Por: Redacção / HB | 28- 1- 2009 20: 42
O «caso Freeport» que está sob investigação «está na moda, mas é um caso como tantos outros», referiu esta quarta-feira
o Procurador-Geral da República (PGR) ao ser confrontado com questões dos jornalistas sobre o processo, noticia a Lusa.
Veja
as declarações em vídeo aqui
«Agora a comunicação social pegou no caso Freeport. Isso é por épocas: temos
a época Casa Pia e agora, em vez de ser o futebol, é o caso Freeport», referiu Pinto Monteiro, depois de ser recusar a fazer
comentários sobre alguns aspectos do processo.
«O caso Freeport é um caso como tantos. Há 70 mil só no DIAP [Departamento
de Investigação e Acção Penal] de Lisboa», acrescentou.

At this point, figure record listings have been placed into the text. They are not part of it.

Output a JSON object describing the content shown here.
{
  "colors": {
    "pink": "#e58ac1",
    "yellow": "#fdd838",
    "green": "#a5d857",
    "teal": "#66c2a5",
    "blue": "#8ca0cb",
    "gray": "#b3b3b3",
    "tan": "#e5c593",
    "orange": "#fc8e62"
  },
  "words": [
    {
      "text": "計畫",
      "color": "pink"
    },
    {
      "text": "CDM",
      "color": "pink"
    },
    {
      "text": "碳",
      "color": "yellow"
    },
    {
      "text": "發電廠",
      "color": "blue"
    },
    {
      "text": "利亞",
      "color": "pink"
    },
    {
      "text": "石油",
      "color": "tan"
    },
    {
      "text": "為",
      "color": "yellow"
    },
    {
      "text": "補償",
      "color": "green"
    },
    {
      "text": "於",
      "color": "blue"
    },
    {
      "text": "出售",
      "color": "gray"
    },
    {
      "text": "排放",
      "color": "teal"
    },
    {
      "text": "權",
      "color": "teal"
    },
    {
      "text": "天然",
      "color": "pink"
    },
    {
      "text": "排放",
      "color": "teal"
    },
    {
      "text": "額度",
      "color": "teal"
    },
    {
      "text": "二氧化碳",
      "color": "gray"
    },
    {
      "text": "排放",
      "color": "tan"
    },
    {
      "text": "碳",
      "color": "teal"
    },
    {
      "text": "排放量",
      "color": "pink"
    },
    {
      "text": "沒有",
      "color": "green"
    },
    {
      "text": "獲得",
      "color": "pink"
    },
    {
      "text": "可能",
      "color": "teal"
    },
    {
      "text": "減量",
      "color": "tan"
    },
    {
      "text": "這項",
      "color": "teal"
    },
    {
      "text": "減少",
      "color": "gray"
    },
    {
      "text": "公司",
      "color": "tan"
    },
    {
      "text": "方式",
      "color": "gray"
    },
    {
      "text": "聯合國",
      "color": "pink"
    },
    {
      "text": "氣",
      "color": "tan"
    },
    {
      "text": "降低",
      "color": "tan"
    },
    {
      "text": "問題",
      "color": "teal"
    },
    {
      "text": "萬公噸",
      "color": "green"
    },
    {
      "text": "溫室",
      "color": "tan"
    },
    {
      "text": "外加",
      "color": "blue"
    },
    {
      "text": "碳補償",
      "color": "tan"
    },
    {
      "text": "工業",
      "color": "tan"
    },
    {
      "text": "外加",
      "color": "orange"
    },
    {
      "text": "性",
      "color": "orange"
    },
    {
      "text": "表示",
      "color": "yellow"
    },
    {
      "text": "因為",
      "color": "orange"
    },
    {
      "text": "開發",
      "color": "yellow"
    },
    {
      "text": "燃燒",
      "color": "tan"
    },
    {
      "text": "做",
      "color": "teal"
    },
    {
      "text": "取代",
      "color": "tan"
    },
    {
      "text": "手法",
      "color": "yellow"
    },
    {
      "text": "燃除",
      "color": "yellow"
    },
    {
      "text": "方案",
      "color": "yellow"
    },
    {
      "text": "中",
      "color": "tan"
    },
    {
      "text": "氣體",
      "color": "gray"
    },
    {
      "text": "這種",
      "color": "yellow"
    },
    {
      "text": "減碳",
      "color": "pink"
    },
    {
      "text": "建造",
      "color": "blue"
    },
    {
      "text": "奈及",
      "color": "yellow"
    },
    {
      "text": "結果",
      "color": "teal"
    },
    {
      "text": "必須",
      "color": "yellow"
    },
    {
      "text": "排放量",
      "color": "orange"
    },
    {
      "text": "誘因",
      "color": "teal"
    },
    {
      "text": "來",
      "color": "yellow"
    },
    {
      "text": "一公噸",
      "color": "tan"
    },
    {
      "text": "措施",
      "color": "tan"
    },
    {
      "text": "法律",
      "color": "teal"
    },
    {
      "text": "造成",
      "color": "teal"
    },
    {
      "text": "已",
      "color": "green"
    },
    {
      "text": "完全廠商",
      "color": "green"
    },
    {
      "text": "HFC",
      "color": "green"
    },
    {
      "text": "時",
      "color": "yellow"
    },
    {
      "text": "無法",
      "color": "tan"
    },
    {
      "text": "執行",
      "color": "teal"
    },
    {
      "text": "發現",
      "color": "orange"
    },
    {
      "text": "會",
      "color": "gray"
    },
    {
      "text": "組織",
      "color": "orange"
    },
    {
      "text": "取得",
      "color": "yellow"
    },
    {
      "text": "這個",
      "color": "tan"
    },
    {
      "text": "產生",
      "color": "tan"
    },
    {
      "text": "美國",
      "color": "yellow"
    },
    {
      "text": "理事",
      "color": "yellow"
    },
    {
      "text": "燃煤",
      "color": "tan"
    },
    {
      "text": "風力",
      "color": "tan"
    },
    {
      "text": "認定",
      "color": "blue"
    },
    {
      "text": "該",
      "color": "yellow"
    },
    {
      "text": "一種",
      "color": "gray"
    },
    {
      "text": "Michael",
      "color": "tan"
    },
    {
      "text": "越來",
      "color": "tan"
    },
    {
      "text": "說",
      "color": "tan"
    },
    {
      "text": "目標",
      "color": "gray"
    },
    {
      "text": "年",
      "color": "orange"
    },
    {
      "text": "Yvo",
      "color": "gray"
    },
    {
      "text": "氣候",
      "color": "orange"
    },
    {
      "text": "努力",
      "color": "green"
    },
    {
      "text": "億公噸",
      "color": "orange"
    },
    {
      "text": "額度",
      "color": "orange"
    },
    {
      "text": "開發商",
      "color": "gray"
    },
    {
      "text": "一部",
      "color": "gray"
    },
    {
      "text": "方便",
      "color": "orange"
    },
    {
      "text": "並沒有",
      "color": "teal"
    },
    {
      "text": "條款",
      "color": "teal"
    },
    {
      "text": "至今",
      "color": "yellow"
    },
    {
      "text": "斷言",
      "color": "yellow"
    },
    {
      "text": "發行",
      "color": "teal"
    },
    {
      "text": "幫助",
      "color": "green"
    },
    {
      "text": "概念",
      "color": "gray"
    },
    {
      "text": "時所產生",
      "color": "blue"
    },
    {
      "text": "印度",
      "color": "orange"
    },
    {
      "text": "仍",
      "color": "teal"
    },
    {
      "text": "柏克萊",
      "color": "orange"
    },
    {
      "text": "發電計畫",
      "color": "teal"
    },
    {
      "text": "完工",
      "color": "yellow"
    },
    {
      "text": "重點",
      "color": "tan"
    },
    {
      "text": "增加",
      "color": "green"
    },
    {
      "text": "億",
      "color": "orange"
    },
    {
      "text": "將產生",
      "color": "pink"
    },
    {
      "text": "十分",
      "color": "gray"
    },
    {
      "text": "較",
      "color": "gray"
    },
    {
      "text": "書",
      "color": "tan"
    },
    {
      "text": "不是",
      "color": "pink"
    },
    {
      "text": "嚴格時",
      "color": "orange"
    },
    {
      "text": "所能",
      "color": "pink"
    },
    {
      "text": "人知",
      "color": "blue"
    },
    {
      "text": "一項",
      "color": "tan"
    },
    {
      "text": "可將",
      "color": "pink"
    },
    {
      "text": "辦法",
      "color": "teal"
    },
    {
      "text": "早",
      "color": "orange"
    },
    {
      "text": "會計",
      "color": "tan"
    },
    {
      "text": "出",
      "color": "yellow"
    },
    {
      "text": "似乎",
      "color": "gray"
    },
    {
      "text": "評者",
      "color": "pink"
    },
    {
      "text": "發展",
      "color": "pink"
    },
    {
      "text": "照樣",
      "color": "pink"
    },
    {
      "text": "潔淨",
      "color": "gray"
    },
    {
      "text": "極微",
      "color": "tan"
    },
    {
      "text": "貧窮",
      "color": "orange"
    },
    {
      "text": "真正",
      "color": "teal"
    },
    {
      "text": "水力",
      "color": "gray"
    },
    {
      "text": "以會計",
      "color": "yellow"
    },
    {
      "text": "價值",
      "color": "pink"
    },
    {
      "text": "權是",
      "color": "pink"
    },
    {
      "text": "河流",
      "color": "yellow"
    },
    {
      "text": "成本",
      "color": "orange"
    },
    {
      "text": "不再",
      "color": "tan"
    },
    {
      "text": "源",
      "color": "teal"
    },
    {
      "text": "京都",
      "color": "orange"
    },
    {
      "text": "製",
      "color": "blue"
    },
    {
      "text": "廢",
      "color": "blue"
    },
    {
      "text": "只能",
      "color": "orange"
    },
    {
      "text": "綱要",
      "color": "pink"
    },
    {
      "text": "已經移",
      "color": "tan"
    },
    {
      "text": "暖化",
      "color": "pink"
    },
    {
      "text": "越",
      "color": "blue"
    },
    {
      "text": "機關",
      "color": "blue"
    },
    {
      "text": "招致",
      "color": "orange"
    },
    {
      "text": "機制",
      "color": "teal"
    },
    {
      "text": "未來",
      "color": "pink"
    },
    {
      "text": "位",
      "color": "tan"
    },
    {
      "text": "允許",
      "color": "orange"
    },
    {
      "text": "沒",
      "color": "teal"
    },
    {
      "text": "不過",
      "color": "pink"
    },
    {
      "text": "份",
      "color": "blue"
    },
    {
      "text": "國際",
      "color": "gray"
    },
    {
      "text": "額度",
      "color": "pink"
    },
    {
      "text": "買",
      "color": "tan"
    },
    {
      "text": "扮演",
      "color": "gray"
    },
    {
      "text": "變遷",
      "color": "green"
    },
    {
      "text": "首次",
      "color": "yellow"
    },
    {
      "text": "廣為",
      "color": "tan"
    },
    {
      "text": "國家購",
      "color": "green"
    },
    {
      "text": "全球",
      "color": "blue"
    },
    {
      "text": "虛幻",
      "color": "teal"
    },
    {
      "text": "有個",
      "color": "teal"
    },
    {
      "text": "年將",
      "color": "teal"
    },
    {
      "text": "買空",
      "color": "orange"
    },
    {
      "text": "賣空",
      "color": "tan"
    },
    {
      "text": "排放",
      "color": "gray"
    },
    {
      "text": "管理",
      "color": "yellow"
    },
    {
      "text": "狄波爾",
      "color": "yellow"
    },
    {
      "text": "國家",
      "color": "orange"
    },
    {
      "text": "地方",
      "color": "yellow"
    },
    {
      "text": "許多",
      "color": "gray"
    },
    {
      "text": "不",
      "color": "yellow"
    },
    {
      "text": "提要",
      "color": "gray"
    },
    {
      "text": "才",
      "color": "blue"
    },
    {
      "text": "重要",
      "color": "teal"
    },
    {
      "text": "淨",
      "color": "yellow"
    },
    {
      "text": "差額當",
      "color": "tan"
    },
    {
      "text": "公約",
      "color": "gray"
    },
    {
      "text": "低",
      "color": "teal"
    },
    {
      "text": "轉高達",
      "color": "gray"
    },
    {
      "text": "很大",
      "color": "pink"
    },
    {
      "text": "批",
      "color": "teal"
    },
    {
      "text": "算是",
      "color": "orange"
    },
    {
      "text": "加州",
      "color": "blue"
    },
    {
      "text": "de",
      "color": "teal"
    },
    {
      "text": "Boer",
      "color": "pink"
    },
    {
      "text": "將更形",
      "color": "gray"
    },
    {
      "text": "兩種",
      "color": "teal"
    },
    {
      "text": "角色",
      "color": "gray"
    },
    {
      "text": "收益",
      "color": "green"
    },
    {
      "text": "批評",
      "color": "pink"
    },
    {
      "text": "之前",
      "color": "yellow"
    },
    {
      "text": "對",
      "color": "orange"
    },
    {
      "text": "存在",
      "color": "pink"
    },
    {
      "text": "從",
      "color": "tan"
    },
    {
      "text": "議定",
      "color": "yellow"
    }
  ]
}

«Há que esperar com a serenidade de um país democrático
o desenrolar das investigações», disse, ressalvando que há «prioridade de aceleração» quando, como no caso, há suspeitas lançadas
«sobre um político».
«É assim em todo o mundo», sublinhou, reafirmando que «não há nenhum ministro deste ou do
anterior governo que seja arguido».
Sigilo bancário
Pinto Monteiro recusou-se a comentar em concreto
se o levantamento de sigilo bancário ajudaria à investigação.
De uma forma genérica, defendeu que «tem que haver
segredo bancário». «Não podemos andar a espiolhar contas sem um motivo sério», acrescentou.
«O sigilo bancário
pode ser levantado em muitos casos. Enquanto juiz, durante muitos anos, por várias vezes pedi o levantamento de segredo bancário
e foi levantado», sublinhou o Procurador-Geral da República.
No entanto, considerou que «o levantamento do segredo
bancário deve ser mais facilitado, em casos justificados».